Ah, os padrões

Está em Gênesis, 2:23, “Esta, sim, é osso dos meus ossos e carne da minha carne! Ela será chamada mulher, porque do homem foi tirada”. Esta passagem marca a criação de Eva, parceira de Adão, a primeira mulher a pisar na Terra. Como tudo nesta vida é questão de interpretação, muitas pessoas interpretaram que por ter sido (supostamente) criada da costela de Adão, Eva deveria ser submissa a ele. E, ao que tudo indica, este pensamento se perpetuou durante anos e anos, e se enraizou na humanidade. Assim tem sido feito.

Apesar dos grandes passos dados, de a mulher ter saído de casa, ter ido para o mercado de trabalho, tido o direito ao voto, de escolher se quer ou não ter filhos, a verdade é que muitos outros passos ainda precisam ser dados. Milênios se passaram desde a suposta criação de Eva, que saiu da costela de Adão, e a personificação da mulher perfeita ainda é exigida pela sociedade e, claro, pelo mercado da beleza.

Milênios se passaram e o estereótipo da esposa perfeita, mãe perfeita, do corpo perfeito, cabelo perfeito, da pele perfeita continua sendo exigido. O resultado de tudo isso: mulheres que se cobram cada dia mais, adoecem cada dia mais em busca de um padrão inalcançável e milhares de mulheres frustradas. Por mais que pareça, igualdade de gêneros e padrões determinados pela sociedade não começaram a ser discutidos agora. Pedro Lombardo, que se tornou bispo de Paris em 1159, por exemplo, escreveu um ou dois anos antes, em seu famoso sumário da doutrina cristã, intitulado “O Livro das Sentenças”: “Eva não foi tirada dos pés de Adão para que fosse sua escrava, nem da cabeça para que governasse sobre ele. Deus tirou-a de seu lado para que ela fosse sua parceira”.

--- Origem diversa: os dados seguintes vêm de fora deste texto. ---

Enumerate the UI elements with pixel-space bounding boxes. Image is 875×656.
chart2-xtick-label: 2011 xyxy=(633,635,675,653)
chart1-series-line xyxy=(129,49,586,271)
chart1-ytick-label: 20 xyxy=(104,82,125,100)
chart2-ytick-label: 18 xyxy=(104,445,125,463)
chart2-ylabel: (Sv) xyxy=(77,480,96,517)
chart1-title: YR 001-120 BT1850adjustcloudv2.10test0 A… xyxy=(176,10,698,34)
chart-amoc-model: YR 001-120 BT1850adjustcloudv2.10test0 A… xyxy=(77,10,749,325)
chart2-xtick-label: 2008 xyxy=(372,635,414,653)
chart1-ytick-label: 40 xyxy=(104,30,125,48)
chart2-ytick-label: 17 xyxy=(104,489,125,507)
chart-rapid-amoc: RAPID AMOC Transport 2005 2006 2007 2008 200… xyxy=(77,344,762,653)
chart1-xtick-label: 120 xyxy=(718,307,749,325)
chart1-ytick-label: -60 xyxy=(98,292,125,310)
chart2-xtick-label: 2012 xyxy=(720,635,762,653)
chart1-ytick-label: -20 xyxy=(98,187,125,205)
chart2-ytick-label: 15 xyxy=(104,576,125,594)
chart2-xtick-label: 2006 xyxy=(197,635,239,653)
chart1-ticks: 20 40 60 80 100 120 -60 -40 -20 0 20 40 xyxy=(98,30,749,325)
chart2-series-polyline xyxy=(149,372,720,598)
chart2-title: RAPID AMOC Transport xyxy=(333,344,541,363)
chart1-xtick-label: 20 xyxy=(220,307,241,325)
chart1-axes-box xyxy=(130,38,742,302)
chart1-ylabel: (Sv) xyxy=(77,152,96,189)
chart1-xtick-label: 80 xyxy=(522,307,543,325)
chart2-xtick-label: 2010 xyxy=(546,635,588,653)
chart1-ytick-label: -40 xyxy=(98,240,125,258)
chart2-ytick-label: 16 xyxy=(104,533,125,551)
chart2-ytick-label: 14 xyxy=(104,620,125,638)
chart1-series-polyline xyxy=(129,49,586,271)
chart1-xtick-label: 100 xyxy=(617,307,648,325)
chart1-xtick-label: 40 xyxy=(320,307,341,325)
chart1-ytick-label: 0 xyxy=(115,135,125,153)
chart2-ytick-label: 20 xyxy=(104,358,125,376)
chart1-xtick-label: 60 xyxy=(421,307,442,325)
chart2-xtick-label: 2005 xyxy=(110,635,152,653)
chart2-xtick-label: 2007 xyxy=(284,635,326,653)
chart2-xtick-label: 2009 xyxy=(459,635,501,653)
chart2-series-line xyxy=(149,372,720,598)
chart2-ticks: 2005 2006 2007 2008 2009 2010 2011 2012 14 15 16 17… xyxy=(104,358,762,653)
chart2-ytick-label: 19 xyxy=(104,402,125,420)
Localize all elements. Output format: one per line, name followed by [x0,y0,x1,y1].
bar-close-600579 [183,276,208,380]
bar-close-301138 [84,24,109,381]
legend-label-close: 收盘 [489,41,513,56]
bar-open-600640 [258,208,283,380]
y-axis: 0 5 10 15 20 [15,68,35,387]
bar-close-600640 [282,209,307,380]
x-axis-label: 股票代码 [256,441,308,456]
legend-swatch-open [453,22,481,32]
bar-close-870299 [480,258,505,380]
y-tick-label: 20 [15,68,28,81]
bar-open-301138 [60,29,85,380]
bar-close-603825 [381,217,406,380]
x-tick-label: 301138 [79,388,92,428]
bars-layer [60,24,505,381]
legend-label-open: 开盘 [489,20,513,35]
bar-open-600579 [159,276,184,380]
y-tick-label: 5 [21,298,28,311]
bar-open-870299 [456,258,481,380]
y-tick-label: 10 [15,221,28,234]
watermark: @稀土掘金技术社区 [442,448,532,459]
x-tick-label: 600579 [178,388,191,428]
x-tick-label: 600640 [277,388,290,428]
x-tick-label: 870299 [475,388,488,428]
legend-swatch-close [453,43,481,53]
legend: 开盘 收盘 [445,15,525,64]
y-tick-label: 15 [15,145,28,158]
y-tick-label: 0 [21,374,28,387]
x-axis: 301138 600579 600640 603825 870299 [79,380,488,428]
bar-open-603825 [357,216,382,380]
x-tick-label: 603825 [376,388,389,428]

Por mais que a sociedade (a mesma que criou esses padrões que devem ser seguidos) se recuse a admitir a existência do assunto e que ele deve ser debatido, a polêmica está feita e nos faz repensar o estilo de vida que obrigamos as mulheres a adotarem, em prol do que e de quem? Quando uma mulher decide que não quer ter filhos, que não vai mais alisar os seus cabelos, que vai ser feliz com as suas gordurinhas, o que ela mais vê são os narizes tortos pelas ruas. Quando uma mulher decide ser feliz e desiste de alcançar este padrão imposto pela sociedade, ela paga um preço muito alto por suas escolhas. Quando uma mulher decide não ser a Eva de Adão, mas ser a dona do seu próprio destino, ela desagrada, e desagrada muito.

Porém, até chegar a este ponto, esta mulher tem de superar todos os seus medos e se preparar para pagar um preço alto por pertencer a si mesma. Por mais que o assunto tenha começado a ser discutido lá atrás, em 1159, ele precisa de mais debate e as mulheres precisam de mais amor, de mais empatia e de menos padrões, porque a vida passa um dia, e o que sobra são apenas rugas e histórias para contar. É preciso ajudar, é preciso quebrar padrões, é preciso falar, elogiar, aumentar a autoestima, para que a busca pela Eva de Adão, pela mulher perfeita pare, e para que mais mulheres não morram em mesas de cirurgias em busca do corpo perfeito.